L'impatto di cambiamenti climatici, alluvioni e temporali improvvisi dopo giorni di caldo intenso, quest'anno si fa sentire in modo sempre più pesante sulla vendemmia. La produzione di vino cala infatti a 44 milioni di ettolitri, segnando una discesa del 12% rispetto all'anno scorso, quando era arrivata a 50 milioni di ettolitri.
Questo il quadro disegnato dalle previsioni messe a punto da Osservatorio Assoenologi, Ismea e Unione Italiana Vini (Uiv), e presentate al Ministero dell'Agricoltura, della Sovranità Alimentare e delle Foreste (Masaf) lo scorso 12 settembre.
Secondo l'analisi, la prossima vendemmia potrebbe essere la più "leggera" degli ultimi sei anni, quella che ci vede lasciare il primo posto, che potrebbe andare alla Francia. Ed ecco perché si pensa quindi di puntare sulla qualità piuttosto che sulla quantità, dal momento che a preoccupare non è tanto la frenata della produzione quanto il decremento dei consumi di vino.
L'effetto più importante sulla vendemmia quest'anno è da addebitare ai cambiamenti climatici: c'è stato un incremento del 70% di pioggia, e per di più nelle giornate più importanti per i trattamenti contro le fitopatie. Un elemento questo che ha comportato "importanti differenze" tra regioni. Al Nord Ovest c'è stata la ripresa della Lombardia con un aumento del 15%, nel Nord Est a trainare è il Veneto con 13 milioni di ettolitri, e un più 5%. Al Sud la vendemmia sarà "povera": le aree peggiori riguardano l'Abruzzo (meno 40%), il Molise (meno 45%), la Calabria (meno 32%), la Campania (meno 30%), la Sicilia (meno 30%).

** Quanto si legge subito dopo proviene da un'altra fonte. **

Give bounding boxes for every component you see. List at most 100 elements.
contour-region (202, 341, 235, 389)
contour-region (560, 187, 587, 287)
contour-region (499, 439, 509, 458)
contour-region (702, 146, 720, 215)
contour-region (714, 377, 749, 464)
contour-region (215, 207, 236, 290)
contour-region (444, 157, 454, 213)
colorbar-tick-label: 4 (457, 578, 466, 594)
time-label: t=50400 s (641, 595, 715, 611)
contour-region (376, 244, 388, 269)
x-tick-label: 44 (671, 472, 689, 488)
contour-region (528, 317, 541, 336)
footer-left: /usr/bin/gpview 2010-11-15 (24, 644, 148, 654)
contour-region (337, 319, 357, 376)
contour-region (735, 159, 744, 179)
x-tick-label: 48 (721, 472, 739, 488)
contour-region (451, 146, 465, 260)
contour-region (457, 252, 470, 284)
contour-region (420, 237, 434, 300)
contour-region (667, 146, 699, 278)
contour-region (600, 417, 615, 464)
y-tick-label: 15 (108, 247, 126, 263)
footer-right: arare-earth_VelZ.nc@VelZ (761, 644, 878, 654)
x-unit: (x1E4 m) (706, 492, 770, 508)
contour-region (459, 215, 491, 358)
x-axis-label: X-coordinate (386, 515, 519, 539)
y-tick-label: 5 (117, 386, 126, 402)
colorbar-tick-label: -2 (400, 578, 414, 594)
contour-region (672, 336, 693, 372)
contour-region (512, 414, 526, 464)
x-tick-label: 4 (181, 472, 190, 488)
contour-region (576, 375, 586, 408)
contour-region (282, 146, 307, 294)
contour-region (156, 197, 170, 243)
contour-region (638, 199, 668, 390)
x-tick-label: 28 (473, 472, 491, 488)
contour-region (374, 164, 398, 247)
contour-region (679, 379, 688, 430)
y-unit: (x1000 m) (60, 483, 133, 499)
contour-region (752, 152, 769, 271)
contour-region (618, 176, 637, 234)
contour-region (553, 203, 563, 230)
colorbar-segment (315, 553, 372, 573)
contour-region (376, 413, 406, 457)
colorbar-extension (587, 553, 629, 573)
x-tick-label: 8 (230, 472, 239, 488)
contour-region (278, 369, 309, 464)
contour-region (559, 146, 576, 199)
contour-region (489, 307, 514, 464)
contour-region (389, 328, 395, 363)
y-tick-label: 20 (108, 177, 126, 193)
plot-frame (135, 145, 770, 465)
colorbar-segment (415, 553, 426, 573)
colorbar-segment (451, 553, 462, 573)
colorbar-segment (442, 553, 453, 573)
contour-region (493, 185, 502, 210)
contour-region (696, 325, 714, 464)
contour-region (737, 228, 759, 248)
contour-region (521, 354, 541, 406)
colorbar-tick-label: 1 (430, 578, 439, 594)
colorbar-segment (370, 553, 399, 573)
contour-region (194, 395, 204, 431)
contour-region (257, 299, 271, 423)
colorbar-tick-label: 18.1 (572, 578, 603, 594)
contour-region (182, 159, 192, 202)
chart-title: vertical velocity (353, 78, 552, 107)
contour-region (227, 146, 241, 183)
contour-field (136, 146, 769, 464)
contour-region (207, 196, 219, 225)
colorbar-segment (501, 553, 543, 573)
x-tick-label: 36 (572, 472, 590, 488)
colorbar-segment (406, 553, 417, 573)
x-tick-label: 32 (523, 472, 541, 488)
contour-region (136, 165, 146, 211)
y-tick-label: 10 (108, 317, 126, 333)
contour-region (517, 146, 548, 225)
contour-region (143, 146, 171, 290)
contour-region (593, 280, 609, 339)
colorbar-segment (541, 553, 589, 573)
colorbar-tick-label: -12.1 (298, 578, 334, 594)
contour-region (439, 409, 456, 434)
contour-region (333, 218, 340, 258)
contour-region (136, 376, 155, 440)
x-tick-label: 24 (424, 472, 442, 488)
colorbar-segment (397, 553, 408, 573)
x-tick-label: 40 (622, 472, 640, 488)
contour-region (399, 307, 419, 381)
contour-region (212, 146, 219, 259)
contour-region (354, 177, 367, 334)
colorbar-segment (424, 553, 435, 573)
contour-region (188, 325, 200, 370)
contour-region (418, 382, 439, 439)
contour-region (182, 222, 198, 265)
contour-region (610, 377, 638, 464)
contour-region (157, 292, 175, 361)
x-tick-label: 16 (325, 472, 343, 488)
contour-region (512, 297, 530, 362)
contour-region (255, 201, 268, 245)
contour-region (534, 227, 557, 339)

Il settore - in base ai calcoli della Coldiretti - ha a disposizione una "popolazione" di 1,5 milioni di persone impegnate nei campi, nelle cantine e nella distribuzione, e nelle attività collegate, come l'enoturismo le bioenergie.
Per il commissario straordinario di Ismea Livio Proietti "la stima è ormai affidabile, e mostra un calo produttivo che farà sì che quest'anno la Francia, con 45 milioni di ettolitri, ci supererà nella produzione, pur segnando lei stessa un calo del 2% rispetto al 2022".
"Questa annata, difficile e complicata, non sarà però un'eccezione" rilevano il Crea e l'Accademia Italiana della Vite e del Vino. "Occorre investire in ricerca e innovazione per trovare soluzioni ai cambiamenti climatici. Perché sono fenomeni non più occasionali".
La vera sfida però - secondo il presidente dell'Uiv Lamberto Frescobaldi - è quella sui consumi, che sono in calo e che hanno creato un aumento di scorte di vino quasi vicino a quella di una vendemmia ex novo (oltre i 49 milioni di ettolitri). "La medaglia della produzione europea era una medaglia di legno. Vincevamo in termini di quantità ma in termini di valore eravamo sotto la Francia; non era una medaglia d'oro, gliela lasciamo volentieri. Il vero problema è il rallentamento della domanda, che sta deprimendo i listini".
Si tratta - spiega il presidente di Assoenologi Riccardo Cotarella - di "una vendemmia molto complessa, per gli effetti di alluvioni, grandinate e siccità. La fotografia ci indica un calo della produzione significativo ma otterremo vini di buona qualità, con punte d'eccellenza".
Un obiettivo, quello della qualità, che interessa tutto il settore, dal momento che si parla di rinnovamento del "vigneto Italia", anche per diffondere una maggiore conoscenza delle diverse qualità (che sono oltre 3mila). Cosa che dovrà anche portare a rivedere il sistema delle Dop e delle Igp.